Kurulmak istenen yeni baroların faaliyetleri artık görünür bir biçimde karşımıza çıkmaya başladı. Yeri geldiğinde adliyelerde kimseye tanınmayan fırsatın tanınması suretiyle kurulan “olmayan baro standları”, yeri geldiğinde avukatların bürolarına ulaşan “olmayan baro materyalleri” ve yeri geldiğinde medyaya yansıyan haberler ile 2 Nolu Barolar hayatımızda yer etmeye başladı
24 Nisan 2020 tarihinde Diyanet İşleri Başkanı’nın Cuma Hutbesi verdiği esnada yapmış olduğu açıklamalara yönelik olarak Ankara Barosu’nun karşı tepki gösterdiği açıklama akabinde; siyasal iktidar tarafından meslek örgütlerinin yapısında köklü değişiklikler içerir bir düzenleme süreci başlatıldı.[i] Siyasal iktidara yakın medya organları, siyasiler ve bir bütün olarak her türlü olanağın seferber edilmesi ile girişilen bu süreç, bugün “2 Nolu Barolar” olarak kendini tanıtan yapıların “imza toplama ve kuruluş” evresine kadar varmış durumda. Çoklu baro sürecinin kanuni bakımdan ihtiva ettiği hukuk aykırılıklar, Anayasal problemler ve fiili uygulamanın mevzuat ile çeliştiği konular bakımından oldukça fazla şey yazılıp çizildi.[ii] Değerlendirmelerin yalnızca bu bağlamda yapılmasının, ilk derece mahkemeleri tarafından Anayasa Mahkemesi kararlarının tanınmadığı bir süreçte laf kalabalığından başka bir şeye vesile olmayacağı açıktır. Bu sebeple çoklu baro projesinin yola çıkış gayesi ile bugün gelinen noktada hangi siyasal misyonu hedeflediği meselelerinin; kısmi açıdan sahada da var olmaları ve kendilerini ifade etmeleri vesilesiyle yeniden değerlendirilmesi ve açıklanması elzem görünmektedir.
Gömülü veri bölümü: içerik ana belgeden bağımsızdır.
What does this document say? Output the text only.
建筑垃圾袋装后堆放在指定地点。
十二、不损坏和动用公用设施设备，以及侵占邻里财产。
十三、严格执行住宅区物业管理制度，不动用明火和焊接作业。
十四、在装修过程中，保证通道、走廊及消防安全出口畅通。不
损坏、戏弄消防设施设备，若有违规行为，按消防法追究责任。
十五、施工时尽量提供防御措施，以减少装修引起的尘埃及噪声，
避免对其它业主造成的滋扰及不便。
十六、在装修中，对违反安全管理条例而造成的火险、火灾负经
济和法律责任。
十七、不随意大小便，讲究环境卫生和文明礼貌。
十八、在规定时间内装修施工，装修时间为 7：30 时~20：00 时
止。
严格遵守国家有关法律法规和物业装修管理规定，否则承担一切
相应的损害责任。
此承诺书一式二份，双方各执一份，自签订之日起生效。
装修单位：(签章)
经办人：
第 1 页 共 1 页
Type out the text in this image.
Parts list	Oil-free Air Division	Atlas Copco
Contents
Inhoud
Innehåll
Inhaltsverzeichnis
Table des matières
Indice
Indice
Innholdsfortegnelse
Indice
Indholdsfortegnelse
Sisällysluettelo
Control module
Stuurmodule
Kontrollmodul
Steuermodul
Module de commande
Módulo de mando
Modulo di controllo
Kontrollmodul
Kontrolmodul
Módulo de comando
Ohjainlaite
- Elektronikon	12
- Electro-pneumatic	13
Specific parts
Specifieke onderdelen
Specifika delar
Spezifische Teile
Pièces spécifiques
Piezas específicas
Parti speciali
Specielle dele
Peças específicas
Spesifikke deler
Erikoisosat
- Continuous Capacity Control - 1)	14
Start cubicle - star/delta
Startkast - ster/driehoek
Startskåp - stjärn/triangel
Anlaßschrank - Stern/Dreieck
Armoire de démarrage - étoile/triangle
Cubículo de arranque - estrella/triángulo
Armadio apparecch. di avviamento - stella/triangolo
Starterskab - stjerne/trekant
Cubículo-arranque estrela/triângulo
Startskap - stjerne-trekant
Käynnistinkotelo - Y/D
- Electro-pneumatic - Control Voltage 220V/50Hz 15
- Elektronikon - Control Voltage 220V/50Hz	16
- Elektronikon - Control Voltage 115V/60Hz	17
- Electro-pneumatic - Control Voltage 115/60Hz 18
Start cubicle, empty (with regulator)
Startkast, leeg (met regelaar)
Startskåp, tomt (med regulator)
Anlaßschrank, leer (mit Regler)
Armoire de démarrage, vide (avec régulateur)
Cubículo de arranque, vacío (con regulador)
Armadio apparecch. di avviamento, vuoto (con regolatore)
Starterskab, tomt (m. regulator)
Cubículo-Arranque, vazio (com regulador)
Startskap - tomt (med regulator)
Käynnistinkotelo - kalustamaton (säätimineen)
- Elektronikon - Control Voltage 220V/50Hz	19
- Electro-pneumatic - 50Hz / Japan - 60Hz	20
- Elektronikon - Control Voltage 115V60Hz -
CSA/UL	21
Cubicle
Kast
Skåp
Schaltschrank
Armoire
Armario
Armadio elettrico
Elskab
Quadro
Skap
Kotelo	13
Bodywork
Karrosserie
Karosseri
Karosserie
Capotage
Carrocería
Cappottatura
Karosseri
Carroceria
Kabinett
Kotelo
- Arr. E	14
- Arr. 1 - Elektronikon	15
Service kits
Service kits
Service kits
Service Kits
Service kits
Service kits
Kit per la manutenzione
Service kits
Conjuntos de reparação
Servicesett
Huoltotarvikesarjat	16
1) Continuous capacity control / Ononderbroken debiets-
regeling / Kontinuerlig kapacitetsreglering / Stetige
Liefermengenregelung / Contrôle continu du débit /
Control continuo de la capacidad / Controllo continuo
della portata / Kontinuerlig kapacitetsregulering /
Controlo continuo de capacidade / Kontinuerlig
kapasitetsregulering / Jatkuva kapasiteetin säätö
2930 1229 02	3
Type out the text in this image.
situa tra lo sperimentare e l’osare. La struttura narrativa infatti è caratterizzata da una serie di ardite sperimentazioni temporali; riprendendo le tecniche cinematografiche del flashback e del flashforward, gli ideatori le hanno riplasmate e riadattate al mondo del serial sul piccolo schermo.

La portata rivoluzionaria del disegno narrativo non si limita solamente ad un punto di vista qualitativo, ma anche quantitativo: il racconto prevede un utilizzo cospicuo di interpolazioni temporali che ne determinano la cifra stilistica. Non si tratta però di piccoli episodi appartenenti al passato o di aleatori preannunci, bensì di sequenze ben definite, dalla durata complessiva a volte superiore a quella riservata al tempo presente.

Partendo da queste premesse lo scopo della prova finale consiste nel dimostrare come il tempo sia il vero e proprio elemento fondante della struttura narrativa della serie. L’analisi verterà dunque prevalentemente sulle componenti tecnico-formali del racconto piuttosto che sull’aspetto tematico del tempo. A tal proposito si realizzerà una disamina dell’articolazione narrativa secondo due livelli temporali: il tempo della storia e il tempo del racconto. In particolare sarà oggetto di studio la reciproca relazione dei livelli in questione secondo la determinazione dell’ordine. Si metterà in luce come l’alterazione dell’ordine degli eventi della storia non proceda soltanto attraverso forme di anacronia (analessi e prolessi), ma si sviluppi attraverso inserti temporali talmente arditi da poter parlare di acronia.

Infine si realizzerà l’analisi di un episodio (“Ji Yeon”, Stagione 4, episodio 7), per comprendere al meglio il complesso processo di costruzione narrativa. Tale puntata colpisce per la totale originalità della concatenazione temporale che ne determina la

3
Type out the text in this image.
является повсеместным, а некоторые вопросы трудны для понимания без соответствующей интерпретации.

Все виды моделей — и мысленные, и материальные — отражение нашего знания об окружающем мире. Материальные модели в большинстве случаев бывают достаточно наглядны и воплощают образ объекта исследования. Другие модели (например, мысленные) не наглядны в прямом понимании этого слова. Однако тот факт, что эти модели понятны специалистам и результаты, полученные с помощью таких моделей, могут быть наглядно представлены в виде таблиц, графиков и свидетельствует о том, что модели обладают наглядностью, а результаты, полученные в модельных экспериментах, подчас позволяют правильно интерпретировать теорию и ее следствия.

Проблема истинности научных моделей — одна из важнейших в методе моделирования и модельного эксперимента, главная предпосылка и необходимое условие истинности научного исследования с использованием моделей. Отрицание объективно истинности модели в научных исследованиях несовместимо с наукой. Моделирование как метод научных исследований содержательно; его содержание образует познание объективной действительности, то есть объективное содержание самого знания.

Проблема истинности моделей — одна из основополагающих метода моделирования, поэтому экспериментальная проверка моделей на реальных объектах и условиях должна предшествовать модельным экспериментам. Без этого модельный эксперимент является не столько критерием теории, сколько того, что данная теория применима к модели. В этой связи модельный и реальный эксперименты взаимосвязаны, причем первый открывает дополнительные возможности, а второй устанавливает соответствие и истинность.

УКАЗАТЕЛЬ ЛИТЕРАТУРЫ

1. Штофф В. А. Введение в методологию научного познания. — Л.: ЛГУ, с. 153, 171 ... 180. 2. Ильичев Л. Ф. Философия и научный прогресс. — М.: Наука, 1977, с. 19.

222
Çoklu baro projesinin meydana çıktığı evreden sonra sözcülüğünü üstlenen bir kısım iktidar mensubu vekil, yapılan proje ile hedeflenenin daha demokratik barolar olduğunu ileri sürmüş idi. Mevcut baroların, bir takım “siyasal odaklara” teslim olduğu iddiasına dayanarak, yeni baroların “siyasi odakların vesayetine” teslim olmaksızın yeni bir alternatif yaratacağı ileri sürülmüş idi.
İlk olarak mevcut barolara alternatif olarak kurulmak istenen yeni baroların, siyasal iktidara yakın kişi yahut özne kurumlar tarafından kurulmak istendiği ortalama olarak herkesin ayırt edebileceği bir gerçek. Bu bakımdan özel bir açıklamaya girmek yerine, siyasal vesayetten kurtulmak adına kurulacağı ileri sürülen yeni baro öznelerinin, MHP liderinden yeni baro kurmak adına aldıklarını söylediği talimat ve emiri hatırlatmak ile yetinelim.[iii]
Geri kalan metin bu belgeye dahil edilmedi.